In this article, we explain the hexadecimal number system. We’ll walk you through how you can convert between hex and decimal, as well as hex and binary, using clear examples. This way, you’ll have a solid understanding of these conversions, just like they do in technical fields!

## Hexadecimal

Hexadecimal Number System: The hexadecimal number system uses 16 digits, unlike the decimal system which uses 10 digits. In hexadecimal, the digits 0, 1, 2, 3, 4, 5, 6, 7, 8, 9, A, B, C, D, E, and F represent numbers. The letters A, B, C, D, E, and F are used to represent values 10, 11, 12, 13, 14, and 15, respectively.

Each significant position in the hexadecimal system has a positional weight. The rightmost position (least significant) has a weight of 16^0, which is 1. The weights of higher significant positions increase in ascending powers of sixteen: 16^1, 16^2, 16^3, and so on.

## Decimal to Hex Conversion

To convert a decimal number into hexadecimal, we divide the decimal number by 16 progressively until the quotient becomes zero. The equivalent hexadecimal value is obtained by reading the remainder in reverse order.

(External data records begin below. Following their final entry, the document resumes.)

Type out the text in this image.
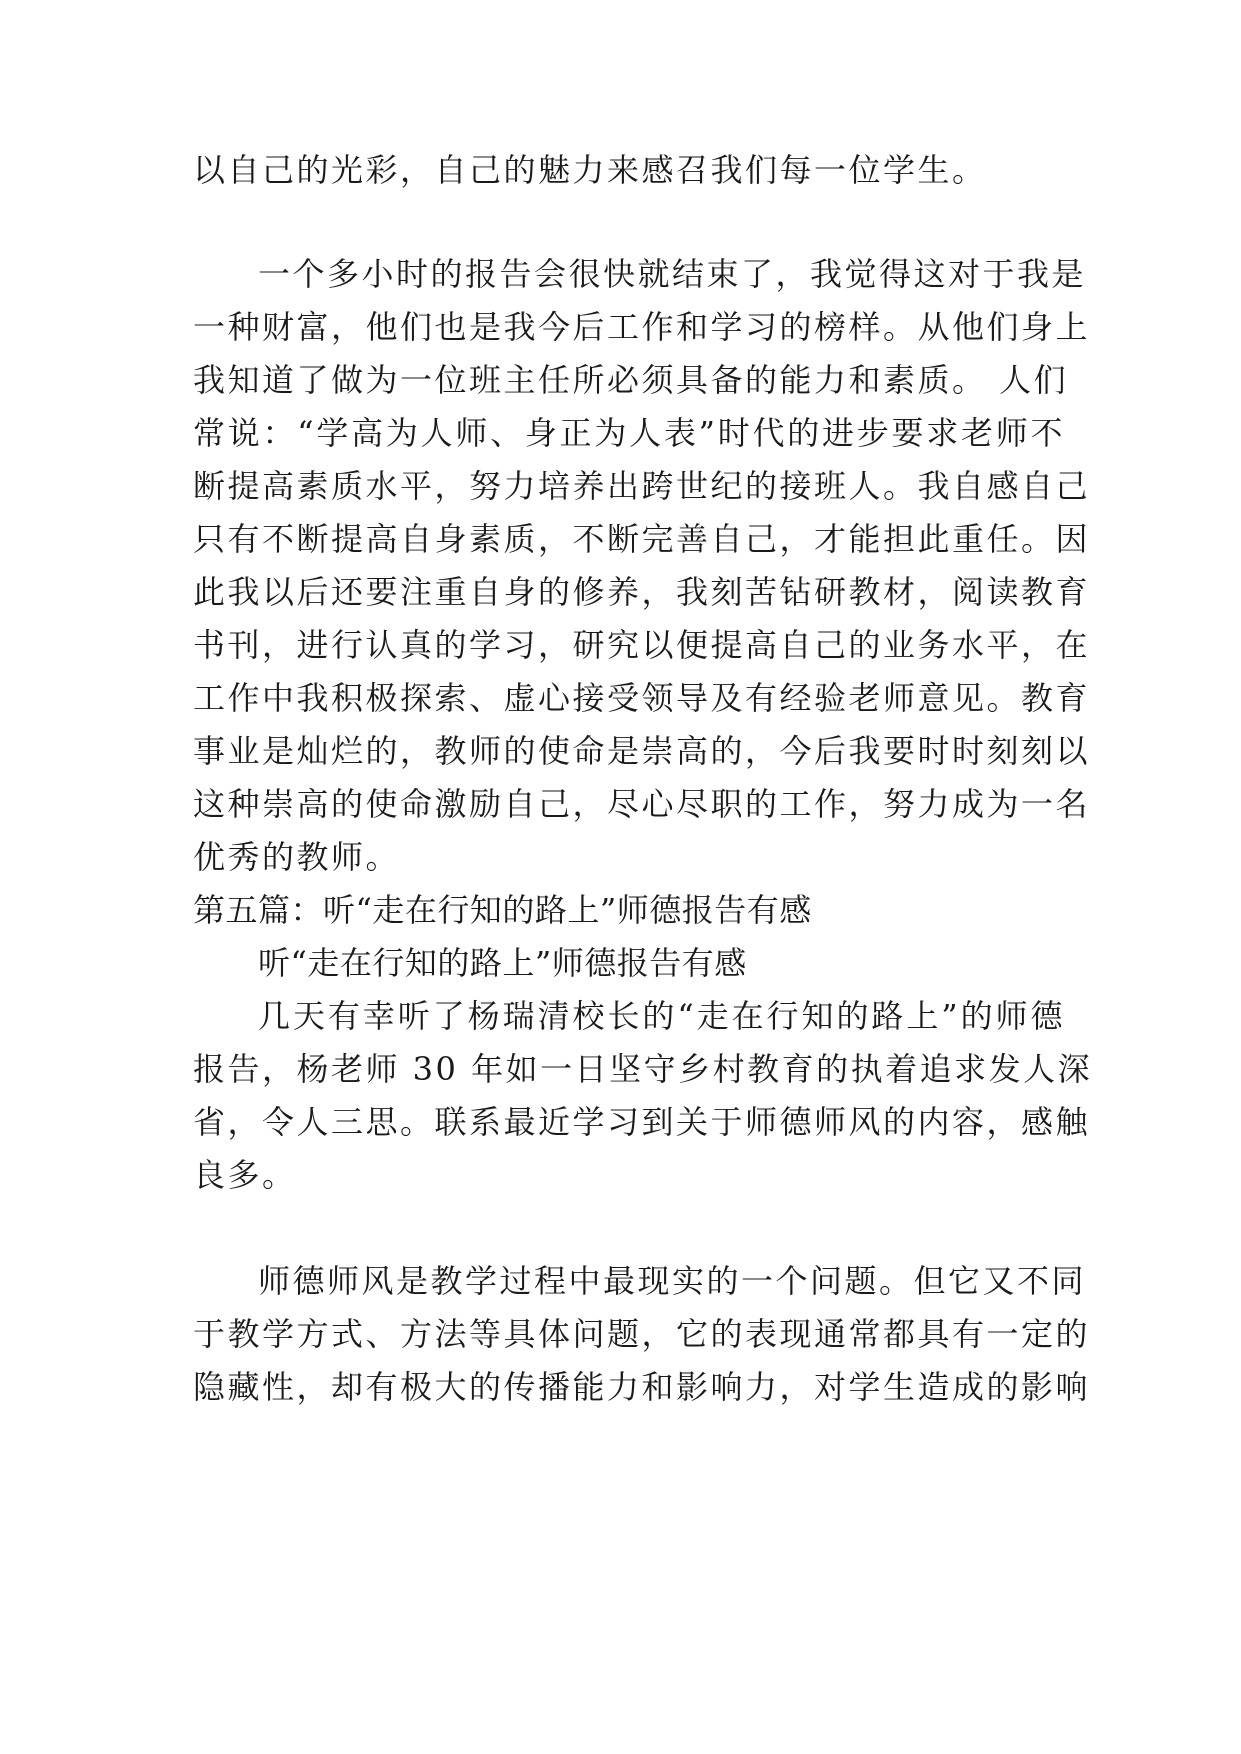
以自己的光彩，自己的魅力来感召我们每一位学生。
一个多小时的报告会很快就结束了，我觉得这对于我是
一种财富，他们也是我今后工作和学习的榜样。从他们身上
我知道了做为一位班主任所必须具备的能力和素质。 人们
常说：“学高为人师、身正为人表”时代的进步要求老师不
断提高素质水平，努力培养出跨世纪的接班人。我自感自己
只有不断提高自身素质，不断完善自己，才能担此重任。因
此我以后还要注重自身的修养，我刻苦钻研教材，阅读教育
书刊，进行认真的学习，研究以便提高自己的业务水平，在
工作中我积极探索、虚心接受领导及有经验老师意见。教育
事业是灿烂的，教师的使命是崇高的，今后我要时时刻刻以
这种崇高的使命激励自己，尽心尽职的工作，努力成为一名
优秀的教师。
第五篇：听“走在行知的路上”师德报告有感
听“走在行知的路上”师德报告有感
几天有幸听了杨瑞清校长的“走在行知的路上”的师德
报告，杨老师 30 年如一日坚守乡村教育的执着追求发人深
省，令人三思。联系最近学习到关于师德师风的内容，感触
良多。
师德师风是教学过程中最现实的一个问题。但它又不同
于教学方式、方法等具体问题，它的表现通常都具有一定的
隐藏性，却有极大的传播能力和影响力，对学生造成的影响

## Hexadecimal Number System Table

Below is the table of hexadecimal number systems with equivalent values of the binary and decimal number systems.

Decimal Numbers |
4-bit Binary Number |
Hexadecimal Number |

0 | 0000 | 0 |

1 | 0001 | 1 |

2 | 0010 | 2 |

3 | 0011 | 3 |

4 | 0100 | 4 |

5 | 0101 | 5 |

6 | 0110 | 6 |

7 | 0111 | 7 |

8 | 1000 | 8 |

9 | 1001 | 9 |

10 | 1010 | A |

11 | 1011 | B |

12 | 1100 | C |

13 | 1101 | D |

14 | 1110 | E |

15 | 1111 | F |

**Example 1: What is 5C6 in Hexadecimal?**

Solution: Step 1: The “5” is in the “16 x 16” position, so it represents 5 x 16 x 16.

Step 2: The ‘C’ (which represents 12 in decimal) is in the “16” position, so it represents 12 x 16.

Step 3: The “6” is in the “1” position, so it represents 6.

To calculate the value of 5C6 in hexadecimal, add the values from Step 1, Step 2, and Step 3: 5 x 16 x 16 + 12 x 16 + 6.

### Facts of Hexadecimal Number System

Facts about the Hexadecimal Number System:

**Base 16:** The Hexadecimal number system is a type of number representation technique with a base value of 16.

**16 Symbols:** Hexadecimal numbers use 16 symbols or digital values, which are 0, 1, 2, 3, 4, 5, 6, 7, 8, 9, A, B, C, D, E, and F.

**Single Bit Representations:** The symbols A, B, C, D, E, and F represent the values 10, 11, 12, 13, 14, and 15, respectively, in a single bit.

**Prefixes:** Hexadecimal numbers can be indicated by adding either an “o” prefix or an “h” prefix.

Positional Weight: Each digit in a hexadecimal number has a positional weight, where the weight of each position is a power of 16.